Un día, me trajo noticias de Lucrecia, que había regresado a Roma aquel otoño en respuesta a la imperiosa orden de su padre. Dorotea relató el encuentro entre el Papa y su hija. En la sala del trono papal, en presencia de las damas de Lucrecia, los servidores del Papa y el chambelán, Su Santidad le dijo a Lucrecia que César y él habían considerado a los pretendientes de su mano. Habían escogido a uno: Francesco Orsini, duque de Gravina. Orsini había propuesto matrimonio a Lucrecia unos años atrás pero le habían rechazado en favor de mi hermano. Ahora, Alejandro la informó de que se convertiría en la duquesa de Gravina. Desde el punto de vista político, esta era la mejor opción.
No, le dijo Lucrecia a su padre. No quería tener ninguna relación con aquel hombre.
Sorprendido, Alejandro le había preguntado la razón.
«¡Porque todos mis maridos han sido muy desafortunados!», había replicado Lucrecia furiosa, y se había marchado de la sala sin pedir el permiso de Su Santidad.
La noticia se propagó por toda Roma. Cuando el duque de Gravina se enteró de su negativa, se mostró muy ofendido (o quizá consideró ciertas las palabras de Lucrecia), y retiró su propuesta de inmediato.
Poco tiempo después, al atardecer y llevada por la inquietud, salí a caminar por los pasillos. Se acercaba el invierno, y mantenía mi capa bien ceñida de camino hacia la logia, para respirar el tonificante aire nocturno.
Incluso antes de salir del rellano, escuché las campanas de San Pedro que repicaban el toque de difuntos.
Asomada al balcón, pálida como el armiño blanco que la abrigaba, había una mujer pequeña y delgada, acompañada por guardias que se mantenían a una respetuosa distancia. Tan distraída estaba por las campanas, que casi tropecé con ella antes de advertir su presencia.
Era una de las más hermosas criaturas que había visto, más hermosa incluso que la antigua amante del Papa, la delicada Julia. Tenía la piel de alabastro, el pelo dorado, los ojos azules más brillantes que cualquier gema; en su porte había una particular dignidad y gracia, y en su mirada una profunda tristeza. Comprendí de inmediato por qué César había querido poseerla.
– Caterina Sforza -susurré.
Ella volvió sus sorprendentes facciones hacia mí y me miró. No había hostilidad en su mirada, ninguna condescendencia, solo un dolor rayano en la locura.
Se apartó un poco, para dejar espacio. Era una clara invitación, por lo que entré en el balcón para ponerme a su lado.

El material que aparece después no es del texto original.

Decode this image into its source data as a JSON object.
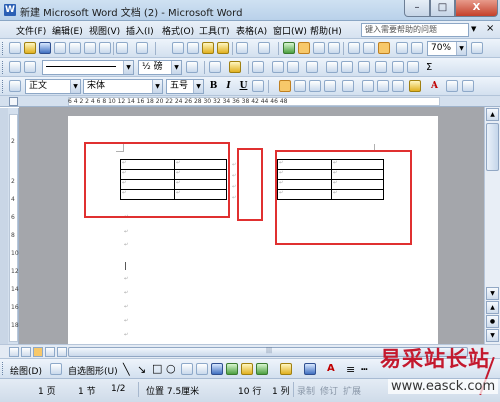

Continuó en silencio con la mirada puesta de nuevo en la plaza delante del enorme edificio de piedra de San Pedro, donde una comitiva fúnebre iluminada con antorchas salía poco a poco de la catedral. Por el número de participantes, supuse que el difunto debía de ser una persona de cierta importancia. Por fin, doña Caterina suspiró.
– Otro cardenal, sin duda -dijo, con una voz más fuerte y resonante de la que había esperado-, muerto para financiar las guerras de César. -Hizo una pausa-. Cada vez que escucho el toque de difuntos, rezo para que sea por el Santo Padre.
– Yo rezo para que sea por César. Es un candidato mucho más digno para la muerte.
Ella inclinó su preciosa cabeza y me observó sin reparos.
– Verás, es mejor si Alejandro muere primero -me explicó-. Porque si su hijo lo precede, él no tendrá más que buscar a otro César, pero que mande a su ejército y continúe con el terror Borgia. Es un juego que juegan juntos: el Papa solo finge que no es capaz de controlar la crueldad de César, cada mano sabe lo que hace la otra en todo momento. Pero si Alejandro muriese… -Se acercó un poco más y bajó la voz en tono conspirador-. Sin duda, te dije hace mucho tiempo aquello que el embajador veneciano me comentó sobre César…
Mantuve una sonrisa cortés.
– Nunca hemos hablado, madonna. -No podía culparla por su confusión; yo misma no estaba en pleno poder de mis facultades mentales.
No pareció escuchar mis palabras.
– Fue hace tiempo, antes de que asesinase al último marido de Lucrecia. César estaba muy ocupado en enfrentar a España contra Francia y a Francia contra España, a la espera de ver qué alianza le ofrecía más ventajas. -Se rió-. Era tan inconstante… llegó al extremo de ir a ver al embajador de Venecia y le juró alianza a Venecia. Dijo que no confiaba ni en Francia ni en España para protegerlo si algo le ocurría al Santo Padre. El embajador le respondió con la mayor sinceridad: «Sin duda necesitarás ayuda, es verdad; porque si algo le ocurre alguna vez a Su Santidad, tus asuntos no durarán una semana». -Se rió de nuevo, y dirigió su atención otra vez a las antorchas que se movían en silencio por las oscuras calles de Roma.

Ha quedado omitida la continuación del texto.